If you do not have kubectl access to your cluster, you will need to selectively deploy the package through the atlanhq/marketplace-packages repository.

  1. Clone atlanhq/marketplace-packages to your local machine (if you have not already):

    git clone git@github.com:atlanhq/marketplace-packages.git  # (1)!
    cd marketplace-packages
    
    1. This assumes you have configured your Git client with appropriate credentials. If this step fails, you'll need to setup git first.
  2. Start from an up-to-date master branch (in particular if you already have the repository cloned locally):

    git checkout master
    git merge origin/master
    
  3. Create a branch in the local repository:

    git branch JIRA-TASK-ID  # (1)!
    git checkout JIRA-TASK-ID
    
    1. Replace JIRA-TASK-ID with the unique ID of the task in Jira where you are tracking your work.
  4. Create or edit the file deployment/tenants/<tenant-name>.pkl for the tenant where you want to deploy the package, with at least the following content:

    deployment/tenants/<tenant-name>.pkl
    1
    2
    3
    4
    5
    amends "../Deployment.pkl"
    
    include {
      ["@csa/openapi-spec-loader"] {} // (1)!
    }
    
    1. Of course, use your own package's ID in place of @csa/openapi-spec-loader.
  5. Stage your new (or modified) .pkl file:

    git add deployment/tenants/<tenant-name>.pkl  # (1)!
    
    1. Remember to replace <tenant-name> with your actual tenant name. (This tells git which files to include all together in your next commit.)
  6. Commit your new (or modified) file to the branch:

    git commit -m 'Package deployment for ...'  # (1)!
    
    1. Provide a meaningful message for the new package you're deploying. (This tells git to take a (local) snapshot of all the changes you staged (above).)
  7. Push your committed changes to the remote repository:

    git push --set-upstream origin JIRA-TASK-ID  # (1)!
    
    1. Remember that JIRA-TASK-ID is just a placeholder — replace with the name of your actual branch. (This tells git to push all the (local) commits you've made against this branch to the remote GitHub repository, so they're available to everyone there.)
  8. Raise a pull request (PR) from your branch (JIRA-TASK-ID) to master on atlanhq/marketplace-packages .

    Will be auto-approved

    As long as you have named the file correctly and written valid contents, it will be auto-approved by a bot.

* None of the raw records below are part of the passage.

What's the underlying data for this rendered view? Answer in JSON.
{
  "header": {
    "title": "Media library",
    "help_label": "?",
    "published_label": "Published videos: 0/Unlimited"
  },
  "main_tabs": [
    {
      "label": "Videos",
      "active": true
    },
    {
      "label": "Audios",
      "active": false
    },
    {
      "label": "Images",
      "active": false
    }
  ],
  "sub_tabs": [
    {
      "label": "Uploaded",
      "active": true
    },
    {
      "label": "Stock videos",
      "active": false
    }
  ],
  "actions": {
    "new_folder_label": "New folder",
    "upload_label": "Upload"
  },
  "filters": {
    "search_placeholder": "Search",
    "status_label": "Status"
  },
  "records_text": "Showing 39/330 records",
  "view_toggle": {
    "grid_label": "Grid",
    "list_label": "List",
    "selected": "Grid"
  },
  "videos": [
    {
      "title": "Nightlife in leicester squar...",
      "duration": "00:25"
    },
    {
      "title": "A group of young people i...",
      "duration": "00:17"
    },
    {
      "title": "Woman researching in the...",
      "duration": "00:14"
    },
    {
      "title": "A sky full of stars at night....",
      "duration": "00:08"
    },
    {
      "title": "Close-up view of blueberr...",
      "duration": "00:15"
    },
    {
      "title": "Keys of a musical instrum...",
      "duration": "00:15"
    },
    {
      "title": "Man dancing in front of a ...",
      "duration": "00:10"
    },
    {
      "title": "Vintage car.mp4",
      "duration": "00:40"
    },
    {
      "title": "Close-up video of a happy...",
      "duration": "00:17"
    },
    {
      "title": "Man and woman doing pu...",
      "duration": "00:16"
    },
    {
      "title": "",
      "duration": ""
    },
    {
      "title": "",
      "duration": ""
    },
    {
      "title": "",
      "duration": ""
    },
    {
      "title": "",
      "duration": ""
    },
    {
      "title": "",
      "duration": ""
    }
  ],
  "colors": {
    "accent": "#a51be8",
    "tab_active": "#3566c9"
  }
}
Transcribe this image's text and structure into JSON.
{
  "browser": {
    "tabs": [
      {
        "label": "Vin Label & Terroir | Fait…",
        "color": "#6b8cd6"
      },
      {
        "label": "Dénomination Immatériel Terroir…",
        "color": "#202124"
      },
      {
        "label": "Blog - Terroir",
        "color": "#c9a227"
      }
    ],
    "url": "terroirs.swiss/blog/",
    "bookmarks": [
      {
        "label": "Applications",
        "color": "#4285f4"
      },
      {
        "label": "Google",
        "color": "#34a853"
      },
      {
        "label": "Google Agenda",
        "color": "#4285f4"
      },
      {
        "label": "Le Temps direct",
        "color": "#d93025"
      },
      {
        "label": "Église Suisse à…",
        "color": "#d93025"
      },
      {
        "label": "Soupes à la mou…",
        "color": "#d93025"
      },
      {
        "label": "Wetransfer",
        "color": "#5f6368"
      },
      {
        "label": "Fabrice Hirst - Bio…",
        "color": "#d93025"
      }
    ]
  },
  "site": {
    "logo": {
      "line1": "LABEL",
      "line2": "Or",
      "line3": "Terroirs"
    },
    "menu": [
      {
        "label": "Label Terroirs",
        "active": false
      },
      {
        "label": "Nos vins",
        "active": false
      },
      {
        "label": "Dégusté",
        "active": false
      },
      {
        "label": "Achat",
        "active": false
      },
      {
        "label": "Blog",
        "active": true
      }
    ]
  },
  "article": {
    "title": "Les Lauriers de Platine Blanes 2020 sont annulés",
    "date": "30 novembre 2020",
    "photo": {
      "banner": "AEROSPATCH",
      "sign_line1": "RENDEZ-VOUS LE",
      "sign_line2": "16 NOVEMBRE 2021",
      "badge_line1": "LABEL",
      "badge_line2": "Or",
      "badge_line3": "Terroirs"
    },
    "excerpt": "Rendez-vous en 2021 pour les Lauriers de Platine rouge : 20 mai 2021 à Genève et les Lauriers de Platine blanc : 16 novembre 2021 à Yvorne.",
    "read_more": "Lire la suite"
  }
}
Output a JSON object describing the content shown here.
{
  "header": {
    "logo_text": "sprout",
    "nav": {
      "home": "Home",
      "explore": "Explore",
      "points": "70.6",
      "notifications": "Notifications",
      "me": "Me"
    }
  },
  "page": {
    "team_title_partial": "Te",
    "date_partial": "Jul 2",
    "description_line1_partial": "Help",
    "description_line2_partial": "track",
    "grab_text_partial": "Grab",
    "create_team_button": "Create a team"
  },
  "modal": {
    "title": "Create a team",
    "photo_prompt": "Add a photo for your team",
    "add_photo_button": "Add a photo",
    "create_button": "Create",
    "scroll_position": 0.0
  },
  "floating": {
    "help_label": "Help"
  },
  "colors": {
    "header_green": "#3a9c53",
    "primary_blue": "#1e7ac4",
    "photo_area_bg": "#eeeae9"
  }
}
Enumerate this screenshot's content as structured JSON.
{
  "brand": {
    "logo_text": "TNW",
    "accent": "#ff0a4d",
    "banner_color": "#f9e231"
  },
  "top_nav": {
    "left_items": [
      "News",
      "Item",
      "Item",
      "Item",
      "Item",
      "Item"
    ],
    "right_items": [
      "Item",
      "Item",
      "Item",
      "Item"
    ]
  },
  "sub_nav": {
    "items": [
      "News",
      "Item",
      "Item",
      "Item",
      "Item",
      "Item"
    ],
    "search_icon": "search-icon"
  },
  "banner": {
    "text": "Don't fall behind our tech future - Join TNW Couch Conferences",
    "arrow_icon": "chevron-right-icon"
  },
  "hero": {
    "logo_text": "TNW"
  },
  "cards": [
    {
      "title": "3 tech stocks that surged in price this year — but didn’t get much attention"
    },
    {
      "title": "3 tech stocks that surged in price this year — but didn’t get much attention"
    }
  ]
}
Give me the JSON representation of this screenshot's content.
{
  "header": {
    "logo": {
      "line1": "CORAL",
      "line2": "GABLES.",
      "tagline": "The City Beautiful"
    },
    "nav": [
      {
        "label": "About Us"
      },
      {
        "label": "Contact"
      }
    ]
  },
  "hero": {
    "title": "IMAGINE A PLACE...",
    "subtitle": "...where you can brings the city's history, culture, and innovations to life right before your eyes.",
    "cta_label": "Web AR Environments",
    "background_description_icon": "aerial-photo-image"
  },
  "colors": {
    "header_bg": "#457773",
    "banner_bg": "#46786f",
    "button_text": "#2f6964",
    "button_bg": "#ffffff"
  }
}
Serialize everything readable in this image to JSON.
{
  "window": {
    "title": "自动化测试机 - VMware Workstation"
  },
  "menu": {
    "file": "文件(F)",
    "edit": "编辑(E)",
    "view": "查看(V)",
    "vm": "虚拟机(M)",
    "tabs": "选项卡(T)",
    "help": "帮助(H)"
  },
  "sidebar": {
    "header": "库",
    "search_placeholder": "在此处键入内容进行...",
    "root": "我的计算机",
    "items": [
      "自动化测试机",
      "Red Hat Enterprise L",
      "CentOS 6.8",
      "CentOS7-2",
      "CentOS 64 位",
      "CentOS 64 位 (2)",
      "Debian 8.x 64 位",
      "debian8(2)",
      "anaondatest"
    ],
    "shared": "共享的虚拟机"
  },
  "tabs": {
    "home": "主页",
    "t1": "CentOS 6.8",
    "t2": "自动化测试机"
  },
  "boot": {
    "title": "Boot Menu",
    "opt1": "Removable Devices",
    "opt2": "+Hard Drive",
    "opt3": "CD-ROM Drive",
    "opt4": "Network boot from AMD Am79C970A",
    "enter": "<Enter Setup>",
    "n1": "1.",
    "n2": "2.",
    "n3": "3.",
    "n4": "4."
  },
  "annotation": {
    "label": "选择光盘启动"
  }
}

  9. Once auto-approved, you can self-merge to master.1

  10. Once the PR is merged, wait for the atlan-update script to run and complete on your tenant. By default it will run every 30 minutes, so could take up to 1 hour before it has completed on your tenant.2

Test the package

Now that the package is deployed on your tenant:

  1. Hover over the New button in the upper-right, and then click New workflow.
  2. Select the pill that matches the name of the category you specified for your package. (If you did not specify one, it should be under Custom, by default.)
  3. Select the tile for your package, and then click the Setup Workflow button in the upper-right.
  4. Fill in appropriate inputs to the UI to configure your package, click Next through each step (if more than one), and finally Run the package.
Running example

For our running example, this would produce the following UI:

Confirm:

  • The inputs shown in the UI are as you expect, in particular if you use any rules to limit what inputs are shown.
  • The values you provided in the inputs are picked up by your custom logic and influence how the package behaves.
  • Your package runs to completion when you provide valid inputs.
  • Your package fails with an error when you provide inputs it cannot use to run successfully.

  1. If it fails, double-check you have the correct filename, which must end in .pkl

  2. It is also possible that synchronization has been disabled on your tenant, in which case atlan-update may not run at all. If that is the case, you will need to speak with whoever manages your tenant to see how you can test your package.